AW: [squid-users] Mixing cached and non-cached access of same URLs by session-id

From: Schermuly-Koch, Achim <a.schermuly-koch_at_cassini.de>
Date: Mon, 31 Aug 2009 16:20:28 +0200

Hi amos,

thanks for your advise so far. I am still not sure wich path to follow...

>> We are using squid as a reverse-proxy cache to speed up our website.
>> A large area of the website is public. But there is also a
>> personalized area. If a user logs into his personal site, we maintain
>> a session for the user (using standard tomcat features jsession-id
>> cookie with optional url-rewriting).

>> [...] the pages on the public area has a small caveat: If the user
>> was logged in the private area, we maintain the "logged-in" state and
>> reflect that state on public pages also (outputting "Welcome John
>> Doe" in a small box). Of course we must not cache these pages.

>> # Recognizes mysite acl MYSITE url_regex ^http://[^.]*\.mysite\.de
>>
>> # Don't cache pages, if user sends or gets a cookie
>> acl JSESSIONID1 req_header Cookie -i jsessionid
>> cache deny MYSITE JSESSIONID1
>>
>> acl JSESSIONID2 rep_header Set-Cookie -i jsessionid
>> cache deny MYSITE JSESSIONID2

>> This seemed to wor fine. Until i did a jmeter test, mixing Requests
>> with and without sessionid cookies. Is seems that if i request an
>> already cached url with a session-cookie, that the cached document is
>> flushed.

>[...]

>Of course if Squid find that it has a cached copy it will erase. Because
>the _UR_ is not to be cached. Content is not considered.

>This is NOT the right way to do privacy caching. See below for why and
>how to do it.

[...]

> The biggest surprise of all is still hiding unseen by you:

> Every other cache around the Internet visitors use maybe storing the
> private area pages!!

> This is because you use a local configuration completely internal to
> your Squid to determine what is cacheable and what is not.
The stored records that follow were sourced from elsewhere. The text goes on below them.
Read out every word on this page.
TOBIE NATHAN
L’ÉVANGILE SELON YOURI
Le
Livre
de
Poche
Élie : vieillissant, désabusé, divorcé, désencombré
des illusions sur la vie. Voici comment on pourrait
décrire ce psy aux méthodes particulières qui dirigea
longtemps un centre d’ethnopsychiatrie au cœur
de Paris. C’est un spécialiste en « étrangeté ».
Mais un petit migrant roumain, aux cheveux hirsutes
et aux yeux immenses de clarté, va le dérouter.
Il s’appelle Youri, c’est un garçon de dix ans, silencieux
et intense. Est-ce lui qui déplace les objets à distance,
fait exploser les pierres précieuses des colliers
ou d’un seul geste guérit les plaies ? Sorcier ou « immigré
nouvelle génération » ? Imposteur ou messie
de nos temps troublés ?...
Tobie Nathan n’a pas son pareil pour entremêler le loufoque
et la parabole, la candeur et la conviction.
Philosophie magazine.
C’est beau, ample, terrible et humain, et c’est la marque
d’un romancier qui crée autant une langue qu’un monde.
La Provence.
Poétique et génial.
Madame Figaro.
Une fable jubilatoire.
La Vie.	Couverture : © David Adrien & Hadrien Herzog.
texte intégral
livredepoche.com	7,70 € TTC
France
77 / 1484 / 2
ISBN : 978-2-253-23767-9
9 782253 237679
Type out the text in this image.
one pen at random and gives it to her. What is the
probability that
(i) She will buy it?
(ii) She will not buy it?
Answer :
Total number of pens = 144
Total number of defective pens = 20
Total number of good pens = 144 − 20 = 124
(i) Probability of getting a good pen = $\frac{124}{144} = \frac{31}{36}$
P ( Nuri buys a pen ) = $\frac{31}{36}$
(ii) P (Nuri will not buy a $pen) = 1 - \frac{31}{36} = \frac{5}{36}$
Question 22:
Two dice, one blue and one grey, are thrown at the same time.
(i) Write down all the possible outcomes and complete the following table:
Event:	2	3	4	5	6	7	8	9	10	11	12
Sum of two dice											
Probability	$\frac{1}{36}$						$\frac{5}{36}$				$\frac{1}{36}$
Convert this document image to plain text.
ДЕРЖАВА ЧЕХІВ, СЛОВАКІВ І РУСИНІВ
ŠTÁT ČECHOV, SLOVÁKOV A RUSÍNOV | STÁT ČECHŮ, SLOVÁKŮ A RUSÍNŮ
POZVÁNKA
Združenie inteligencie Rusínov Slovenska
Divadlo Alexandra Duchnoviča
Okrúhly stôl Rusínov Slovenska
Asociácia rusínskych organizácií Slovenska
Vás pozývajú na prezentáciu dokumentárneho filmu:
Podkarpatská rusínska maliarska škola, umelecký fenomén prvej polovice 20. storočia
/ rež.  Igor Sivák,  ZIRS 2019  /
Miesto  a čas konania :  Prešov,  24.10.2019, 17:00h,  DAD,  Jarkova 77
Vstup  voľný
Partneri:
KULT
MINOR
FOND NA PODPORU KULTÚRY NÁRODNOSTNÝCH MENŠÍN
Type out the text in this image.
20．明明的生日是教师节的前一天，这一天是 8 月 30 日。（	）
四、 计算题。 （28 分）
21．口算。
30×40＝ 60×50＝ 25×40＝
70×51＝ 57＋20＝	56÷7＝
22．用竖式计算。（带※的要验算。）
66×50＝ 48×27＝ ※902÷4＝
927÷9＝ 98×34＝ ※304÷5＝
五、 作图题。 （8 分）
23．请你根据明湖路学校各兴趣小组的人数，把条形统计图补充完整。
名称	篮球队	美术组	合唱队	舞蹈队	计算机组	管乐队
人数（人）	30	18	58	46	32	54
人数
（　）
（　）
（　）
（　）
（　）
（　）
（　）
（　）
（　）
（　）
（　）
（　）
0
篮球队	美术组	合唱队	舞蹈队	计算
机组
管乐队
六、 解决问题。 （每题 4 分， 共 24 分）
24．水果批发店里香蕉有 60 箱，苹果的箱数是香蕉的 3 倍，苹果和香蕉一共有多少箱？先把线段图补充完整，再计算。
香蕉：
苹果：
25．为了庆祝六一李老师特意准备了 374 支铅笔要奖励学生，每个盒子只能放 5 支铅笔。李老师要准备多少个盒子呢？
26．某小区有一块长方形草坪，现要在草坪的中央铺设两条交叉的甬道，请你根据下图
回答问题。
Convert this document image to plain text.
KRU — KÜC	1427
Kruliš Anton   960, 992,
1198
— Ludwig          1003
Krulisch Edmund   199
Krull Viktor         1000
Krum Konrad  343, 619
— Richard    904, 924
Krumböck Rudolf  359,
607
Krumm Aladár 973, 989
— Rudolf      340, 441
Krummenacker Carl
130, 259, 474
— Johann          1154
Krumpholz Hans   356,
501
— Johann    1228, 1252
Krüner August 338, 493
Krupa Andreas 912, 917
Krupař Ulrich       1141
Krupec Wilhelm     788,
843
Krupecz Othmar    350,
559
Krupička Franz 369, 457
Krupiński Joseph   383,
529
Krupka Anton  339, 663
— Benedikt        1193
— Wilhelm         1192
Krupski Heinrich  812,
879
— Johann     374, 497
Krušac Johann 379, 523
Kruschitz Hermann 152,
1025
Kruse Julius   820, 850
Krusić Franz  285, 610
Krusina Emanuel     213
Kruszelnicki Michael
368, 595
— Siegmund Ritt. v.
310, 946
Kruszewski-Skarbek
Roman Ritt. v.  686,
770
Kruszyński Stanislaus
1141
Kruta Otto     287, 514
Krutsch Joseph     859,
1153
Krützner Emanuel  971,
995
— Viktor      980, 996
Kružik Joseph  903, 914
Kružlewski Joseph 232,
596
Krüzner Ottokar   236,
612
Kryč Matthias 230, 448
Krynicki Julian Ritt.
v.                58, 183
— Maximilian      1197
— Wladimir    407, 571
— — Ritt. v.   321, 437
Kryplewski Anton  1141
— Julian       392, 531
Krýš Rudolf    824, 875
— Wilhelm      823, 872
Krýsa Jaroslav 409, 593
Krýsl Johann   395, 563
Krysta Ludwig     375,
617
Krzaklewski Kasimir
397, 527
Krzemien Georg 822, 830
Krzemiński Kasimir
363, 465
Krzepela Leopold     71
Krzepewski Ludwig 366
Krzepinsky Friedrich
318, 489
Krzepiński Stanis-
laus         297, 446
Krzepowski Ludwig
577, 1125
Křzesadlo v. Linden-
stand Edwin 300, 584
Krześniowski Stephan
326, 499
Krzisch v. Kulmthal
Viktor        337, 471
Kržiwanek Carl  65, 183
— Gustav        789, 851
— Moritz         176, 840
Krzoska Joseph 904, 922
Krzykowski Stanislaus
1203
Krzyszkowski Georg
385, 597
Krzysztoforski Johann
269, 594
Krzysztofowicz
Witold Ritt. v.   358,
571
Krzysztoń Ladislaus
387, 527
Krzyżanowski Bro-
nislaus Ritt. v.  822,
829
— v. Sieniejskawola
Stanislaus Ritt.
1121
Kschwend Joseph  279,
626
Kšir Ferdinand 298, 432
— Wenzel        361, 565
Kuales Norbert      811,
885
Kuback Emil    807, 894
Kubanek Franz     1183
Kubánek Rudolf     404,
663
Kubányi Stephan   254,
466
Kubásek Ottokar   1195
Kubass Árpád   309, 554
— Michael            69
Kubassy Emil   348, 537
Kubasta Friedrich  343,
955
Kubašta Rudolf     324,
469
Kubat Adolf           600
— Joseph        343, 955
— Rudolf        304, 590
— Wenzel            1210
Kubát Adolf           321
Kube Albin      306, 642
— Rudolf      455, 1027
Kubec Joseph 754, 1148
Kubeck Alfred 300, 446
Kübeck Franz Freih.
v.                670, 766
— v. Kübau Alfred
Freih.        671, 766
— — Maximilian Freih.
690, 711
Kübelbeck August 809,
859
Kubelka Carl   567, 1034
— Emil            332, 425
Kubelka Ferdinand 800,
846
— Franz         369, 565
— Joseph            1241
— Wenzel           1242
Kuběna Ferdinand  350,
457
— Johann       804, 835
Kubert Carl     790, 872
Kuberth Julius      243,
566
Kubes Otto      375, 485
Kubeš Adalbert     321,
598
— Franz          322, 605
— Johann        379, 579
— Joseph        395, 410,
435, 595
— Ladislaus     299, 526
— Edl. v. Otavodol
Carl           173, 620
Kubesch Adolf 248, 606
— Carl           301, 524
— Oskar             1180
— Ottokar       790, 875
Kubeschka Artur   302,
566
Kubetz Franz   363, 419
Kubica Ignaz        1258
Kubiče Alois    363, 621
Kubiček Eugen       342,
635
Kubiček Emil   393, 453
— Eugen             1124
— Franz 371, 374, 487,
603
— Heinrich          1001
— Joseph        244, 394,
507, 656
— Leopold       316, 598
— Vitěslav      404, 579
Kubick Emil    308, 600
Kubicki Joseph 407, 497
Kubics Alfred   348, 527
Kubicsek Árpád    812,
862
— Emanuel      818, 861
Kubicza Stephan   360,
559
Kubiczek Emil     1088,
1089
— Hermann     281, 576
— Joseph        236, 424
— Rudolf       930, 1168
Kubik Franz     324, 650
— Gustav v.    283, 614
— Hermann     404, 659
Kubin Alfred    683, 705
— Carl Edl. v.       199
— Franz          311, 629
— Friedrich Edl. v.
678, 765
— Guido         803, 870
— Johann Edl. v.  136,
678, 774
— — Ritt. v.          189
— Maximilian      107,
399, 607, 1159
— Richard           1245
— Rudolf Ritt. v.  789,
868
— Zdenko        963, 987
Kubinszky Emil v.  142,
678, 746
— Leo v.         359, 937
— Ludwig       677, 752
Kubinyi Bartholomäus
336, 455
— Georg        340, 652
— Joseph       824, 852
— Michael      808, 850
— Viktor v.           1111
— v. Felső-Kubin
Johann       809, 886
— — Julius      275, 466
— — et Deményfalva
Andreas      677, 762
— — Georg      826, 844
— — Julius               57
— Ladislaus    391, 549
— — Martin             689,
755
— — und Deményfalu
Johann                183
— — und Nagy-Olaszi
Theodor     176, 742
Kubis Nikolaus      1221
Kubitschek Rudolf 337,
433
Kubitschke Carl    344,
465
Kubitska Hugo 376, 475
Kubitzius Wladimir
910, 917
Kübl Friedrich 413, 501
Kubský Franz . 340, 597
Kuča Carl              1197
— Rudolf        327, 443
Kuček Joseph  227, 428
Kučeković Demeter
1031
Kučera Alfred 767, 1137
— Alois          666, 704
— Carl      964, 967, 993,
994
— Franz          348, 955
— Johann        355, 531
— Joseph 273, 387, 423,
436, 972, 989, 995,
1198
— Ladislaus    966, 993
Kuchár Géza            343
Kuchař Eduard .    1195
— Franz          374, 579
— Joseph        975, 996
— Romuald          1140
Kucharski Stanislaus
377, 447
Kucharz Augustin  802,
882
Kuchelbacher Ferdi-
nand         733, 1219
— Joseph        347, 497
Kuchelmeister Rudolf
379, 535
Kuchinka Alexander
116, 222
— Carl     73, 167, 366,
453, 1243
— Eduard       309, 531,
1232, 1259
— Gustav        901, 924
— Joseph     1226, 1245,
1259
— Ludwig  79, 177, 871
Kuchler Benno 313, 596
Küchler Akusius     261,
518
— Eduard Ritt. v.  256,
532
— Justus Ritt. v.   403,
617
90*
> The correct way to do this is to:

> * have the web server which generates the pages add a header
> ("Cache-Control: private") to all pages which are in the private area of
> the website. This tells every shared cache (your Squid included) not to
> store the private info.

I agree with that. Do i have to configure the reverse-proxy *explicitely*
to avoid caching "Cache-Control: private" marked pages?

A problem i foresee with that solution is, if i set "Cache-Control:
private" for pages containing personalized content, they will bounce
cached pages with the same URL - but without personalized content
(rember: the page is rendered different, depending on wether the
user is in a session.)

> * have the personal adjustments to the public pages done as small
> includes so that the main body and content of the page can be cached
> normally, but the small modifications are not.
> For example I like including a small CSS/AJAX script which changes a
> generic HTML div [..]

I have thought of that, too. But i would prefer not to touch
the application.

> The HTTP way to achieve similar is to add "ETag:" header with some hash
> of the page content in it. So each unique copy of the page is stored
> separately. The personalized pages get "Cache-Control: private" added as
> well so that whole request get discarded.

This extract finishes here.